Her “velvet gravel” vocal cords have seen her dubbed of “the voice of freedom”, and she is frequently compared to stars such as Billie Holiday, Edith Piaf, Nina Simone and Amy Winehouse.

Buika is disarmingly comfortable expounding on anything from racism to feminism (“Do I feel vulnerable? I’m a fucking woman!”). If anything, she only gets restless when steered back to the subject of music.

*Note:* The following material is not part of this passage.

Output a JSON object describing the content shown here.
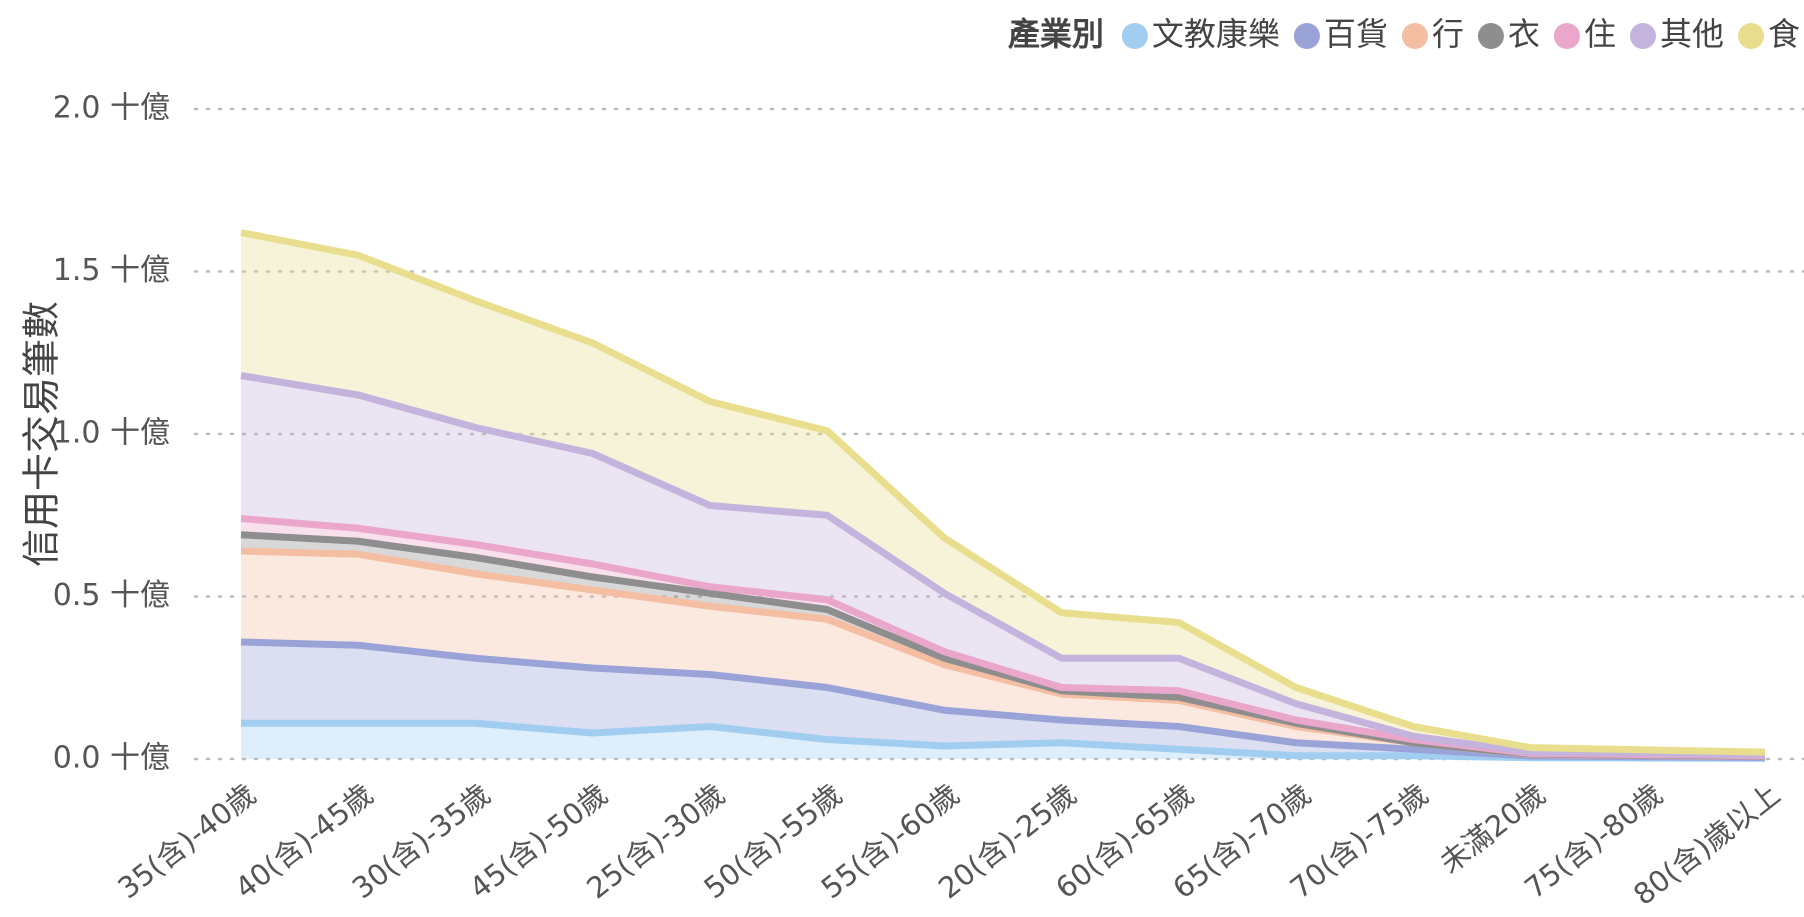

She has even been open about her three-way marriage, happily explaining the origins of this ménage à trois when I interviewed her two years ago: while married to the father of her son Joel, now 15, she met a woman in a bar at which she was singing; Buika and her husband later “married” her at a family party, then all three parted ways. Today, though, this subject bores her. “You know what, papi, that’s an old story. Let’s talk about tomorrow, man.”

But do not take that to mean that she has lost any of her characteristic candour. Ask other singers what their next big ambition is and the chances are that you will get some earnest response about breaking musical boundaries. Not Buika.

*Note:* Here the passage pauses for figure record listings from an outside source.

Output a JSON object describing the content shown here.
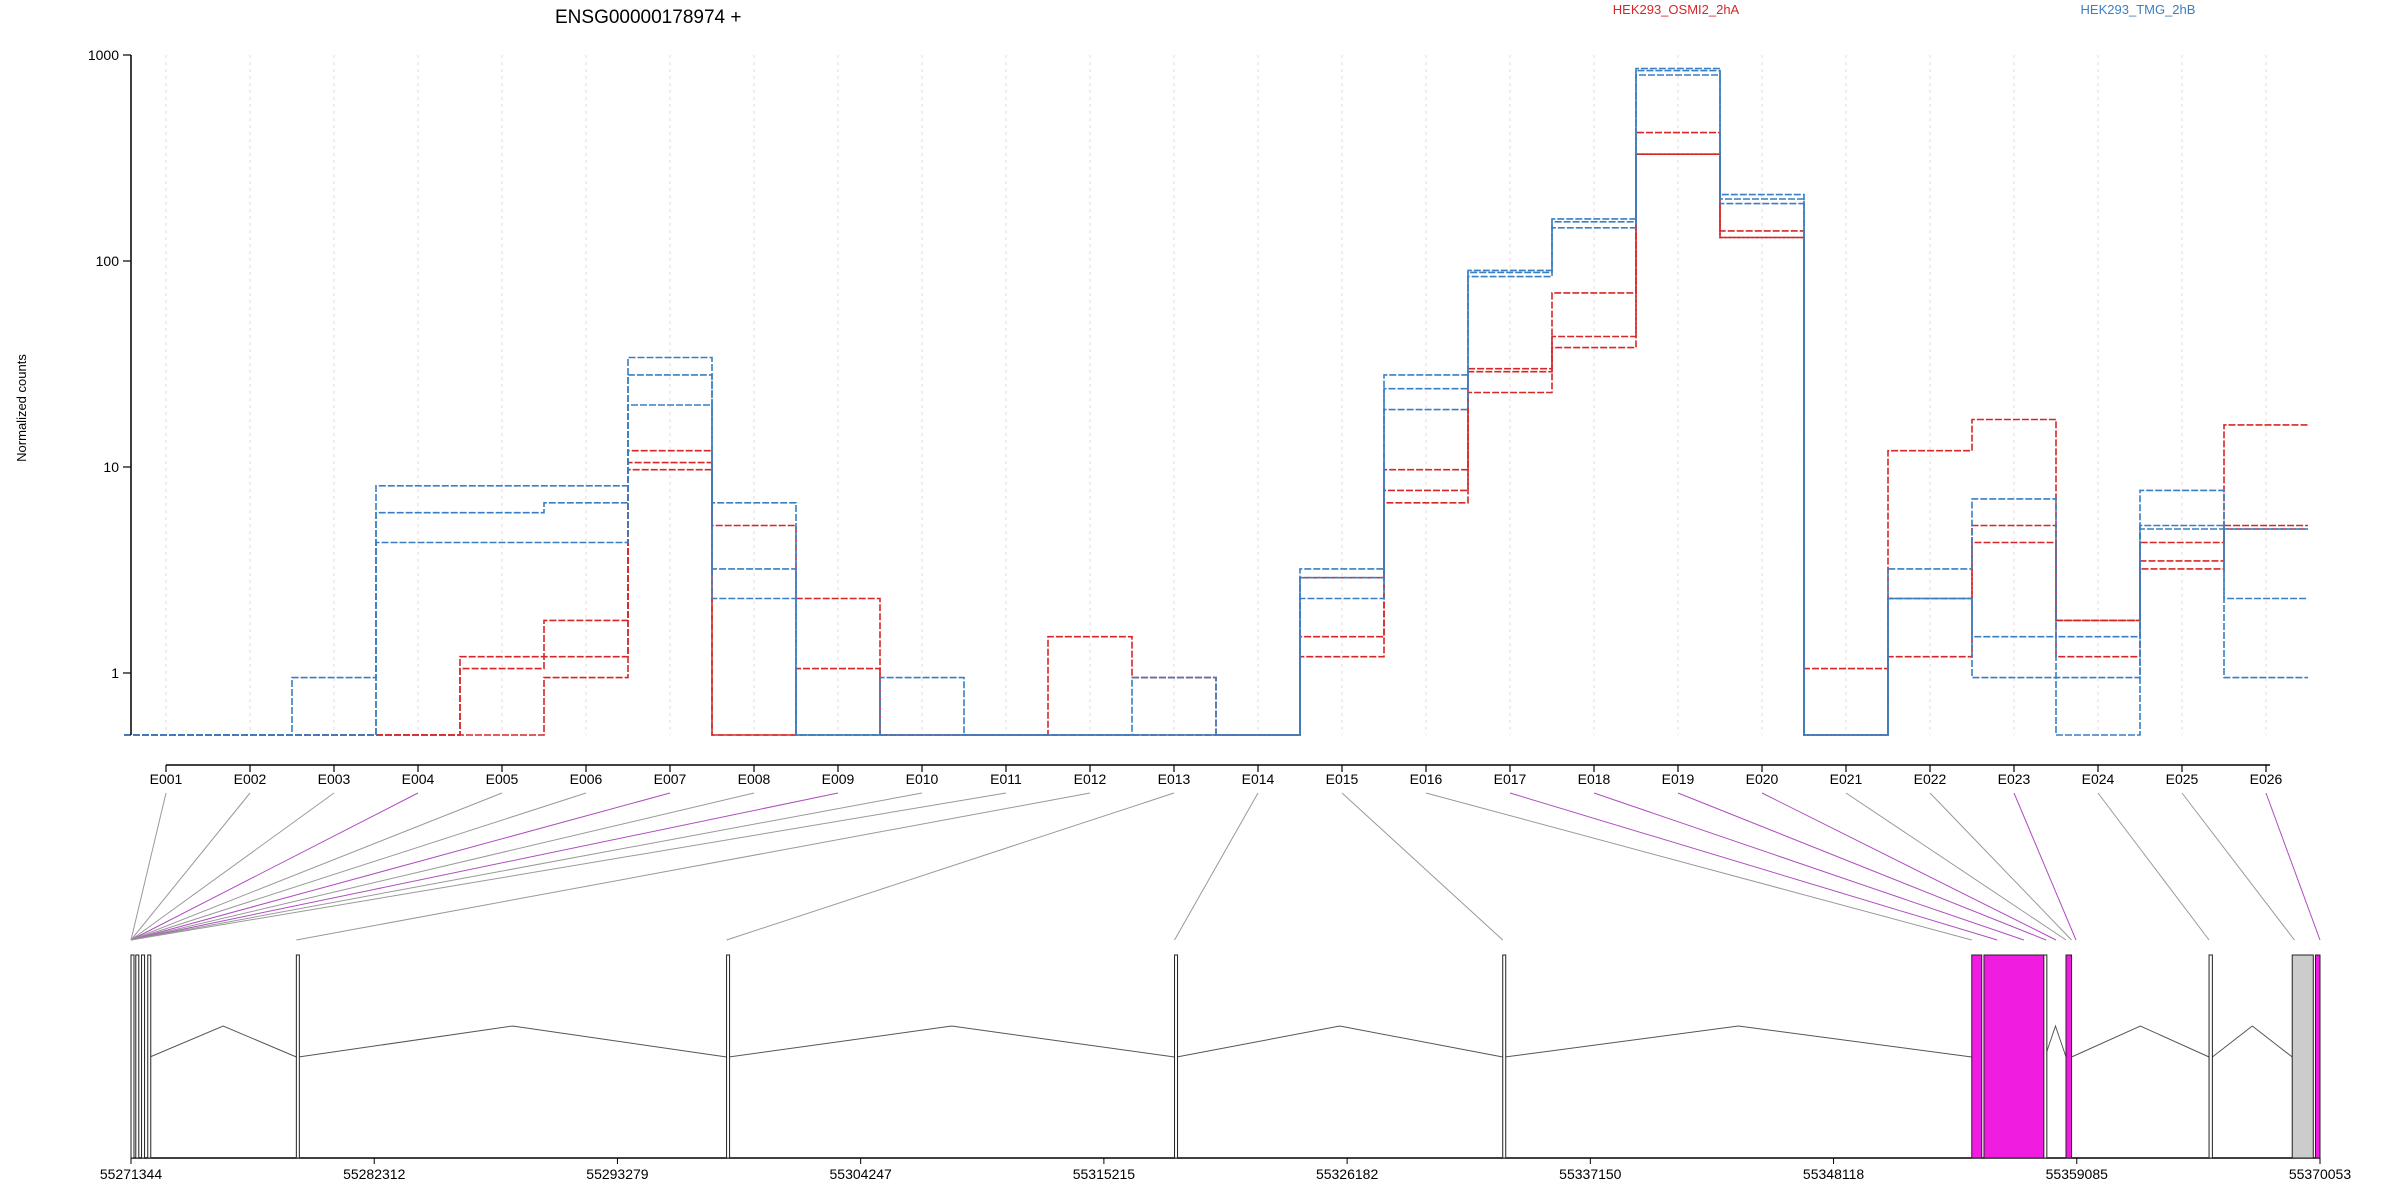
{
  "chart_data": {
    "type": "line",
    "title": "ENSG00000178974 +",
    "ylabel": "Normalized counts",
    "yscale": "log",
    "ylim": [
      0.5,
      1000
    ],
    "y_ticks": [
      {
        "label": "1",
        "value": 1
      },
      {
        "label": "10",
        "value": 10
      },
      {
        "label": "100",
        "value": 100
      },
      {
        "label": "1000",
        "value": 1000
      }
    ],
    "grid": "vertical dotted lines at each exon",
    "legend": [
      {
        "name": "HEK293_OSMI2_2hA",
        "color": "#d62728"
      },
      {
        "name": "HEK293_TMG_2hB",
        "color": "#3a7fc1"
      }
    ],
    "categories": [
      "E001",
      "E002",
      "E003",
      "E004",
      "E005",
      "E006",
      "E007",
      "E008",
      "E009",
      "E010",
      "E011",
      "E012",
      "E013",
      "E014",
      "E015",
      "E016",
      "E017",
      "E018",
      "E019",
      "E020",
      "E021",
      "E022",
      "E023",
      "E024",
      "E025",
      "E026"
    ],
    "series": [
      {
        "group": "HEK293_OSMI2_2hA",
        "color": "#d62728",
        "values": [
          0.5,
          0.5,
          0.5,
          0.5,
          1.05,
          1.2,
          12,
          0.5,
          1.05,
          0.5,
          0.5,
          0.5,
          0.5,
          0.5,
          1.2,
          6.7,
          23,
          38,
          330,
          130,
          0.5,
          2.3,
          4.3,
          1.2,
          3.2,
          5.2
        ]
      },
      {
        "group": "HEK293_OSMI2_2hA",
        "color": "#d62728",
        "values": [
          0.5,
          0.5,
          0.5,
          0.5,
          1.2,
          1.8,
          10.5,
          5.2,
          2.3,
          0.5,
          0.5,
          1.5,
          0.95,
          0.5,
          2.9,
          7.7,
          29,
          43,
          330,
          130,
          0.5,
          1.2,
          5.2,
          1.8,
          4.3,
          5.0
        ]
      },
      {
        "group": "HEK293_OSMI2_2hA",
        "color": "#d62728",
        "values": [
          0.5,
          0.5,
          0.5,
          0.5,
          0.5,
          0.95,
          9.7,
          0.5,
          0.5,
          0.5,
          0.5,
          0.5,
          0.5,
          0.5,
          1.5,
          9.7,
          30,
          70,
          420,
          140,
          1.05,
          12,
          17,
          1.8,
          3.5,
          16
        ]
      },
      {
        "group": "HEK293_TMG_2hB",
        "color": "#3a7fc1",
        "values": [
          0.5,
          0.5,
          0.95,
          8.1,
          8.1,
          8.1,
          34,
          6.7,
          0.5,
          0.95,
          0.5,
          0.5,
          0.95,
          0.5,
          3.2,
          28,
          90,
          160,
          860,
          210,
          0.5,
          3.2,
          7.0,
          1.5,
          7.7,
          2.3
        ]
      },
      {
        "group": "HEK293_TMG_2hB",
        "color": "#3a7fc1",
        "values": [
          0.5,
          0.5,
          0.5,
          6.0,
          6.0,
          6.7,
          28,
          2.3,
          0.5,
          0.5,
          0.5,
          0.5,
          0.5,
          0.5,
          2.9,
          24,
          88,
          155,
          840,
          200,
          0.5,
          2.3,
          0.95,
          0.95,
          5.2,
          5.0
        ]
      },
      {
        "group": "HEK293_TMG_2hB",
        "color": "#3a7fc1",
        "values": [
          0.5,
          0.5,
          0.5,
          4.3,
          4.3,
          4.3,
          20,
          3.2,
          0.5,
          0.5,
          0.5,
          0.5,
          0.5,
          0.5,
          2.3,
          19,
          84,
          145,
          800,
          190,
          0.5,
          2.3,
          1.5,
          0.5,
          5.0,
          0.95
        ]
      }
    ],
    "exon_link_colors": [
      "#999999",
      "#999999",
      "#999999",
      "#b04cc0",
      "#999999",
      "#999999",
      "#b04cc0",
      "#999999",
      "#b04cc0",
      "#999999",
      "#999999",
      "#999999",
      "#999999",
      "#999999",
      "#999999",
      "#999999",
      "#b04cc0",
      "#b04cc0",
      "#b04cc0",
      "#b04cc0",
      "#999999",
      "#999999",
      "#b04cc0",
      "#999999",
      "#999999",
      "#b04cc0"
    ],
    "gene_model": {
      "coordinates": [
        "55271344",
        "55282312",
        "55293279",
        "55304247",
        "55315215",
        "55326182",
        "55337150",
        "55348118",
        "55359085",
        "55370053"
      ],
      "range": [
        55271344,
        55370053
      ],
      "exons": [
        {
          "start": 55271344,
          "end": 55271430,
          "fill": "#ffffff"
        },
        {
          "start": 55271560,
          "end": 55271680,
          "fill": "#ffffff"
        },
        {
          "start": 55271820,
          "end": 55271920,
          "fill": "#ffffff"
        },
        {
          "start": 55272100,
          "end": 55272200,
          "fill": "#ffffff"
        },
        {
          "start": 55278800,
          "end": 55278900,
          "fill": "#ffffff"
        },
        {
          "start": 55298200,
          "end": 55298300,
          "fill": "#ffffff"
        },
        {
          "start": 55318400,
          "end": 55318500,
          "fill": "#ffffff"
        },
        {
          "start": 55333200,
          "end": 55333300,
          "fill": "#ffffff"
        },
        {
          "start": 55354350,
          "end": 55354800,
          "fill": "#f01de0"
        },
        {
          "start": 55354900,
          "end": 55357600,
          "fill": "#f01de0"
        },
        {
          "start": 55357600,
          "end": 55357650,
          "fill": "#ffffff"
        },
        {
          "start": 55358600,
          "end": 55358850,
          "fill": "#f01de0"
        },
        {
          "start": 55365050,
          "end": 55365200,
          "fill": "#ffffff"
        },
        {
          "start": 55368800,
          "end": 55369750,
          "fill": "#cccccc"
        },
        {
          "start": 55369850,
          "end": 55370053,
          "fill": "#f01de0"
        }
      ],
      "exon_anchor_positions": [
        55271344,
        55271344,
        55271344,
        55271344,
        55271344,
        55271344,
        55271344,
        55271344,
        55271344,
        55271344,
        55271344,
        55278800,
        55298200,
        55318400,
        55333200,
        55354350,
        55355500,
        55356700,
        55357700,
        55358150,
        55358600,
        55358850,
        55359050,
        55365050,
        55368900,
        55370053
      ]
    }
  }
}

“My next fear that I have to face is that I want to have another babyYeah, I will have another baby as a creation.,” she says. One hopes she has already told her boyfriend, Abraham Moughrabi, a Brighton-based musician and member of the dub-reggae band Resonators.

Buika, who lives in Miami when she is not touring the world, is resolute. “I’m not unusual. We don’t have any secrets. I never question myself – even when my ideas drive me to do things that I am supposed not to do,” she adds, before erupting into fresh guffaws.

As well as her “big love in Brighton” – “he is my sweetie coochie, coochie,” she says – and her affection for our prime minister, Buika has another British connection: fond memories of her days spent in Slough and Harpenden, where she pitched up as a pseudo exchange student. “That place is cool, man. It was like a black market of students flying over to do babysitting,” she explains.

Buika is soon to release another book of poetry and short stories and is producing a film based on one of the works, From Loneliness to Hell. Her eighth album, due for release later this year, is “almost done”, with help from her son who has assisted as both a producer and singer.

When we meet she is en route from the US where, she says, she was seeking out “the New York punch”. In London, she is looking for the British sound, “the best in electronic music”, and to record “some Gypsy flamenco rhythms and Cuban metals”.

So what can her audience expect next? “I don’t know,” she says. “I’m lost in sound and that’s what I like. And now I’m in a time when I’m kind of nasty. I’m in a nasty mood. That’s exactly what I’m recording – what I feel.”

Concha Buika will play the Barbican on 27 April as part of La Linea, the London Latin music festival.